I know it was in bad taste, Portland, but I couldn't help myself.
But secondly, I am just not buying Leonard as a lottery pick. I live in Illini country, and I work for a television news station that covers the team pretty heavily. I have watched a lot of Big Ten basketball, and what I saw in Meyers Leonard is a talented, athletic big man whose mind hasn't caught up with his body.
The first thing that stands out about Leonard is the fact that he is physically impressive. He is 7'1" and impressively quick for someone his size. He also can jump well for someone his size and has very little body fat on his frame.
To put it shortly, Leonard has the physique of someone born to play basketball.
Offensively, he has a lot of potential as a scorer. Obviously, he is physically gifted, meaning not many other players will be able to handle him down on the block. He can shoot right over most defenders, even in the NBA level.
Leonard also shoots around 70 percent from the free-throw line, so Hack-a-Shaq methods of defending him need not apply. He has shown glimpses of being able to set his feet and knock down mid-range jumpers, which will make him even harder to defend.
The most impressive thing about Leonard is ability to draw double teams and make good passes in that situation. He is often criticized for his basketball IQ, but has a knack for making the right pass at the right time.
Defensively, he plays with a lot of effort, but has a tendency to make some really, really dumb fouls. At the NBA level, players like LeBron, Durant and Melo are going to be going into him in the paint, so Leonard needs to work on making smart fouls. He should match up defensively with other centers and even some power forwards fairly well because of his agility and decent quickness.
And finally, when it comes to defense, he has the potential to be a great shot-blocker. Leonard is tall, long and quick, allowing him to get to and swat about any shot imaginable.
Read everything about Leonard I just wrote that was good.
Got it? That is a tantalizing group of attributes.
However, he didn't show much, if any, consistency while playing at Illinois.
Leonard seems to use his size as a crutch rather than something he can use in conjunction with great basketball fundamentals. He was just simply bigger than most of his opposition, so he hasn't felt the need to refine his game.
His low-post skills are questionable, and his footwork is subpar at this stage. Leonard is in need of training from someone like Hakeem Olajuwon. He has the agility to have a jaw-dropping array of low-post moves, but not the fundamentals to make that a reality.

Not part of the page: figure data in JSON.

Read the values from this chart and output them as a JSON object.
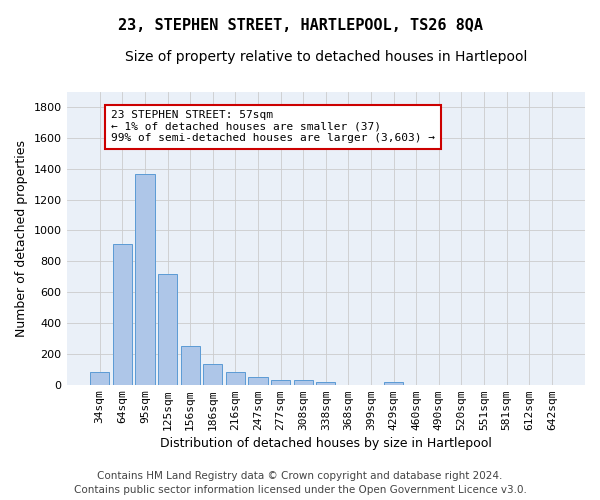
{
  "title": "23, STEPHEN STREET, HARTLEPOOL, TS26 8QA",
  "subtitle": "Size of property relative to detached houses in Hartlepool",
  "xlabel": "Distribution of detached houses by size in Hartlepool",
  "ylabel": "Number of detached properties",
  "categories": [
    "34sqm",
    "64sqm",
    "95sqm",
    "125sqm",
    "156sqm",
    "186sqm",
    "216sqm",
    "247sqm",
    "277sqm",
    "308sqm",
    "338sqm",
    "368sqm",
    "399sqm",
    "429sqm",
    "460sqm",
    "490sqm",
    "520sqm",
    "551sqm",
    "581sqm",
    "612sqm",
    "642sqm"
  ],
  "values": [
    80,
    910,
    1365,
    718,
    248,
    135,
    80,
    48,
    30,
    30,
    18,
    0,
    0,
    20,
    0,
    0,
    0,
    0,
    0,
    0,
    0
  ],
  "bar_color": "#aec6e8",
  "bar_edge_color": "#5b9bd5",
  "annotation_text": "23 STEPHEN STREET: 57sqm\n← 1% of detached houses are smaller (37)\n99% of semi-detached houses are larger (3,603) →",
  "annotation_box_color": "#ffffff",
  "annotation_box_edge_color": "#cc0000",
  "ylim": [
    0,
    1900
  ],
  "yticks": [
    0,
    200,
    400,
    600,
    800,
    1000,
    1200,
    1400,
    1600,
    1800
  ],
  "footer": "Contains HM Land Registry data © Crown copyright and database right 2024.\nContains public sector information licensed under the Open Government Licence v3.0.",
  "bg_color": "#ffffff",
  "plot_bg_color": "#eaf0f8",
  "grid_color": "#cccccc",
  "title_fontsize": 11,
  "subtitle_fontsize": 10,
  "axis_label_fontsize": 9,
  "tick_fontsize": 8,
  "annotation_fontsize": 8,
  "footer_fontsize": 7.5
}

Defensively, we've already covered his biggest issue, which is fouling. Someone of his size and speed should not have to resort to dumb fouls to keep someone from scoring; his presence should be enough to dissuade players from getting into the lane.
And every Illini fan knows that Leonard hasn't been the most mentally tough player we have ever seen. If he is not involved in a game early or starts off poorly, he simply disappears. You can tell within the first five minutes of a game the night Leonard is going to have, and that is sort of depressing.

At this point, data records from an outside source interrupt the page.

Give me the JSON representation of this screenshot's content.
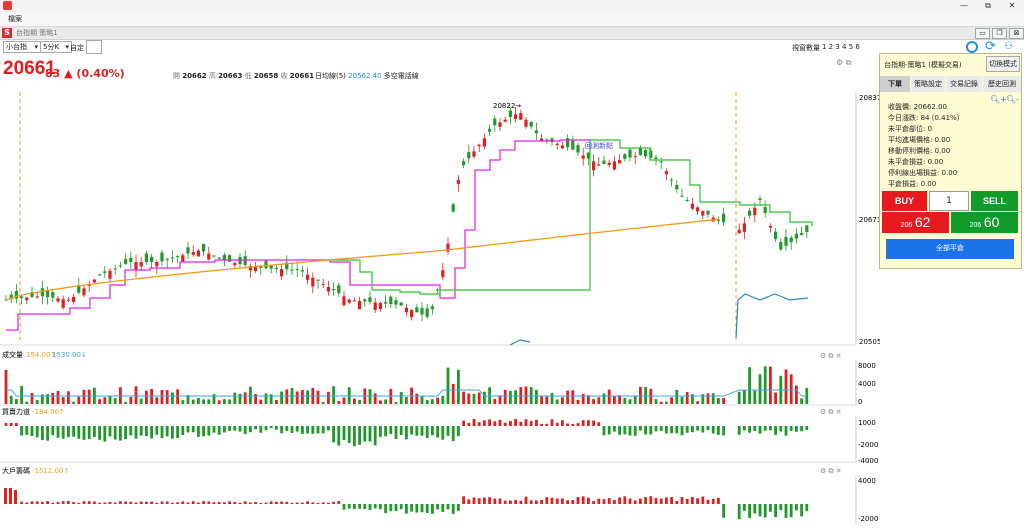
{
  "window": {
    "controls": [
      "—",
      "⧉",
      "✕"
    ]
  },
  "menu": {
    "file": "檔案"
  },
  "document": {
    "tab_title": "台指期  策略1",
    "controls": [
      "▭",
      "❐",
      "⊠"
    ]
  },
  "toolbar": {
    "symbol": "小台指",
    "interval": "5分K",
    "custom_label": "自定",
    "view_count_label": "視窗數量",
    "view_counts": "1 2 3 4 5 6"
  },
  "quote": {
    "price": "20661",
    "change": "83 ▲ (0.40%)",
    "ohlc": [
      {
        "k": "開",
        "v": "20662"
      },
      {
        "k": "高",
        "v": "20663"
      },
      {
        "k": "低",
        "v": "20658"
      },
      {
        "k": "收",
        "v": "20661"
      }
    ],
    "indicator_label": "日均線(5)",
    "indicator_value": "20562.40",
    "indicator_note": "多空電話線"
  },
  "main_chart": {
    "y_ticks": [
      "20837",
      "20671",
      "20505"
    ],
    "annotations": {
      "high": "20822→",
      "mid": "回測新點"
    }
  },
  "volume_pane": {
    "title": "成交量",
    "v1": "154.00↑",
    "v2": "1530.00↓",
    "y_ticks": [
      "8000",
      "4000",
      "0"
    ]
  },
  "buysell_pane": {
    "title": "買賣力道",
    "v1": "-184.00↑",
    "y_ticks": [
      "1000",
      "-2000",
      "-4000"
    ]
  },
  "bigplayer_pane": {
    "title": "大戶籌碼",
    "v1": "-1512.00↑",
    "y_ticks": [
      "4000",
      "-2000"
    ]
  },
  "panel": {
    "strategy_title": "台指期-策略1 (模擬交易)",
    "mode_button": "切換模式",
    "tabs": [
      "下單",
      "策略設定",
      "交易記錄",
      "歷史回測"
    ],
    "info": [
      "收盤價: 20662.00",
      "今日漲跌: 84 (0.41%)",
      "未平倉部位: 0",
      "平均進場價格: 0.00",
      "移動停利價格: 0.00",
      "未平倉損益: 0.00",
      "停利線出場損益: 0.00",
      "平倉損益: 0.00"
    ],
    "buy_label": "BUY",
    "sell_label": "SELL",
    "qty": "1",
    "bid_prefix": "206",
    "bid": "62",
    "ask_prefix": "206",
    "ask": "60",
    "close_all": "全部平倉"
  },
  "colors": {
    "up": "#e02020",
    "down": "#1f9a2a",
    "magenta": "#e020e0",
    "green_line": "#2ec12e",
    "orange_line": "#f39a1d",
    "buy": "#e6191f",
    "sell": "#109b2b",
    "close_all": "#1a73e8"
  }
}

What all of this boils down to is a player who is frequently frustrating. Leonard should be dominant every night, but he just isn't. The key to Leonard is figuring out how to fix what is going on between his ears.
What it comes down to with Leonard is coaching. The kid has all of the physical attributes to be very good at the NBA level, but he is very raw. His game definitely needs to be refined, so Leonard needs a great coach or mentor who pushes him and teaches him the tricks of the trade to be great.

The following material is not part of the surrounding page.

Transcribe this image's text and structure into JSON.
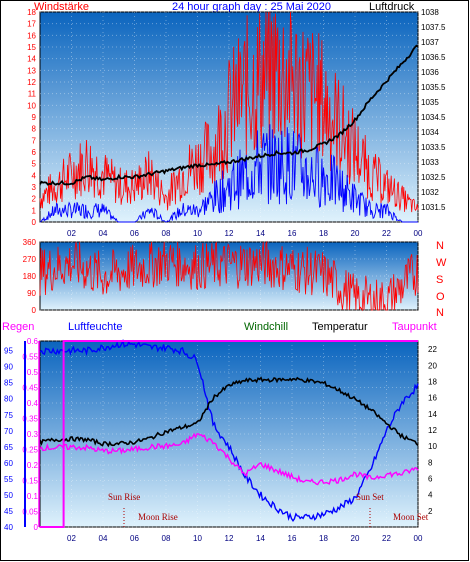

Past the physical training, the kid just needs to get mentally tougher and learn how to play in the flow of the game. Leonard often seems caught between the need to dominate and the need to defer to his teammates. He needs to learn the skill of making plays as they come to him.
In short, Leonard is a project. Projects aren't usually lottery picks, but you can't change the past. If Leonard isn't particularly effective early on in his career, proceed with caution on calling him a bust.
It will probably be five years before we know what kind of player Meyers Leonard really is.